U kunt een onbeheerd siteherstel starten door het configureren van een script voor installatie zonder toezicht en vervolgens met behulp van het commando/de scriptoptie Setup.

Zie het gedeelte Planning voor back-up en herstel in het onderwerp Sitebewerkingen plannen in Configuration Manager in de gids Site Administration for System Center 2012 Configuration Manager (Sitebeheer voor System Center 2012 Configuration Manager) voor meer informatie.

Beheer hulpprogramma voor site-accounts (MSAC)

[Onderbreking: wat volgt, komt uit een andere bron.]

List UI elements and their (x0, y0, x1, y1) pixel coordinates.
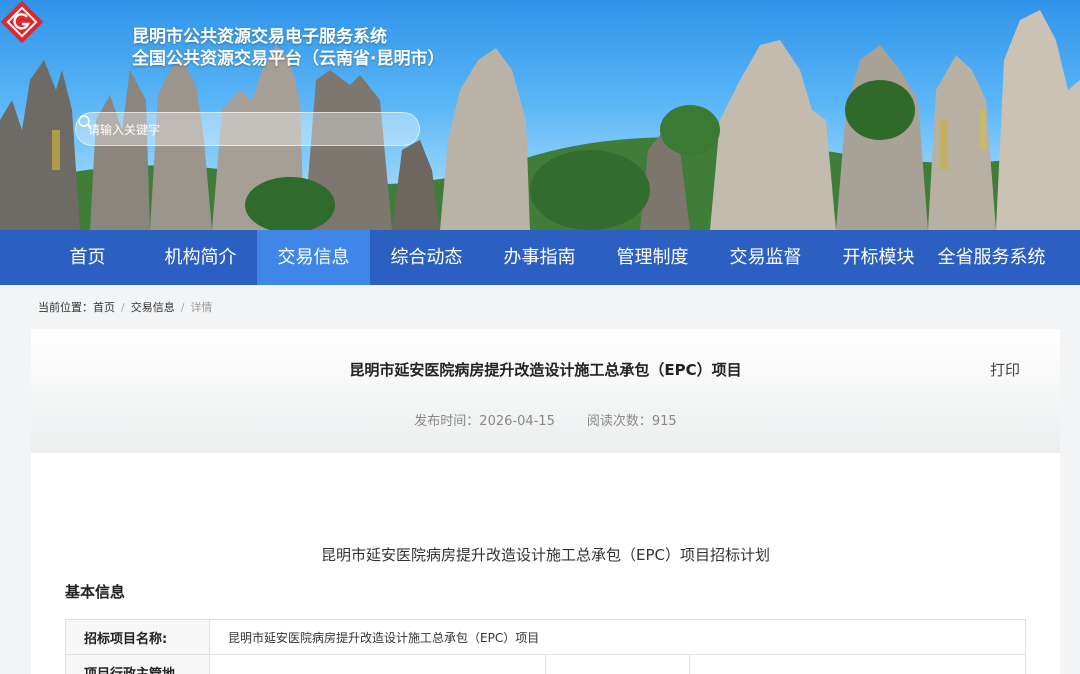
site-title-line2: 全国公共资源交易平台（云南省·昆明市） (132, 49, 445, 69)
nav-item-bid-opening[interactable]: 开标模块 (822, 230, 935, 285)
basic-info-table: 招标项目名称: 昆明市延安医院病房提升改造设计施工总承包（EPC）项目 项目行政… (65, 619, 1026, 674)
publish-date: 发布时间：2026-04-15 (414, 414, 555, 429)
article-title: 昆明市延安医院病房提升改造设计施工总承包（EPC）项目 (349, 361, 742, 379)
breadcrumb-current: 详情 (190, 301, 213, 314)
row-value: 昆明市延安医院病房提升改造设计施工总承包（EPC）项目 (209, 619, 1026, 655)
site-title: 昆明市公共资源交易电子服务系统 全国公共资源交易平台（云南省·昆明市） (132, 26, 444, 70)
article-meta: 发布时间：2026-04-15 阅读次数：915 (31, 410, 1060, 429)
row-label: 项目行政主管地 (65, 654, 210, 674)
view-count: 阅读次数：915 (586, 414, 677, 429)
search-input[interactable] (88, 120, 378, 140)
row-cell-empty (689, 654, 1026, 674)
row-value (209, 654, 546, 674)
header-banner: 昆明市公共资源交易电子服务系统 全国公共资源交易平台（云南省·昆明市） (0, 0, 1080, 230)
breadcrumb-separator: / (180, 301, 185, 314)
print-button[interactable]: 打印 (990, 359, 1020, 380)
nav-item-guide[interactable]: 办事指南 (483, 230, 596, 285)
main-nav: 首页 机构简介 交易信息 综合动态 办事指南 管理制度 交易监督 开标模块 全省… (0, 230, 1080, 285)
document-title: 昆明市延安医院病房提升改造设计施工总承包（EPC）项目招标计划 (321, 546, 770, 564)
nav-item-rules[interactable]: 管理制度 (596, 230, 709, 285)
breadcrumb-section[interactable]: 交易信息 (131, 301, 175, 314)
nav-item-home[interactable]: 首页 (31, 230, 144, 285)
section-title-basic-info: 基本信息 (65, 583, 126, 601)
nav-item-province-system[interactable]: 全省服务系统 (935, 230, 1048, 285)
row-label: 招标项目名称: (65, 619, 210, 655)
article-card: 昆明市延安医院病房提升改造设计施工总承包（EPC）项目 打印 发布时间：2026… (31, 329, 1060, 674)
breadcrumb: 当前位置：首页 / 交易信息 / 详情 (38, 299, 212, 315)
search-icon[interactable] (76, 113, 94, 131)
table-row: 招标项目名称: 昆明市延安医院病房提升改造设计施工总承包（EPC）项目 (65, 619, 1026, 655)
nav-item-supervision[interactable]: 交易监督 (709, 230, 822, 285)
site-logo-icon[interactable] (0, 0, 44, 44)
nav-item-about[interactable]: 机构简介 (144, 230, 257, 285)
row-cell-empty (545, 654, 690, 674)
breadcrumb-separator: / (121, 301, 125, 314)
table-row: 项目行政主管地 (65, 654, 1026, 674)
nav-item-news[interactable]: 综合动态 (370, 230, 483, 285)
breadcrumb-home[interactable]: 首页 (93, 301, 115, 314)
search-box (75, 112, 420, 146)
article-header: 昆明市延安医院病房提升改造设计施工总承包（EPC）项目 打印 发布时间：2026… (31, 329, 1060, 453)
nav-item-trade-info[interactable]: 交易信息 (257, 230, 370, 285)
site-title-line1: 昆明市公共资源交易电子服务系统 (132, 27, 387, 47)
breadcrumb-prefix: 当前位置： (38, 301, 93, 314)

Het Beheer site-accounts (MSAC) opdrachtregel-hulpprogramma dat was geleverd met Configuration Manager 2007, is niet geleverd met System Center 2012 Configuration Manager. Gebruik MSAC niet vanaf Configuration Manager 2007 met System Center 2012 Configuration Manager. Configureer en beheer in plaats daarvan de account door gebruik te maken van de Configuration Manager-console.

Clientimplementatie en bewerkingen

De volgende secties bevatten informatie over wijzigingen vanaf Configuration Manager 2007 die gerelateerd zijn aan clientimplementatie en clientbewerkingen in System Center 2012 Configuration Manager.

Clientimplementatie

De volgende items zijn nieuw of gewijzigd voor clientimplementatie sedert Configuration Manager 2007:

  • Clients worden niet meer geconfigureerd voor de gemengde modus of native modus en gebruiken in plaats daarvan HTTPS met PKI-certificaten (Public Key Infrastructure) of HTTP met zelfondertekende certificaten. Clients gebruiken HTTPS of HTTP op basis van de configuratie van de sitesysteemrollen waarmee clients verbinding maken en op basis van of deze over een geldig PKI-certificaat beschikken dat clientverificatie mogelijk maakt.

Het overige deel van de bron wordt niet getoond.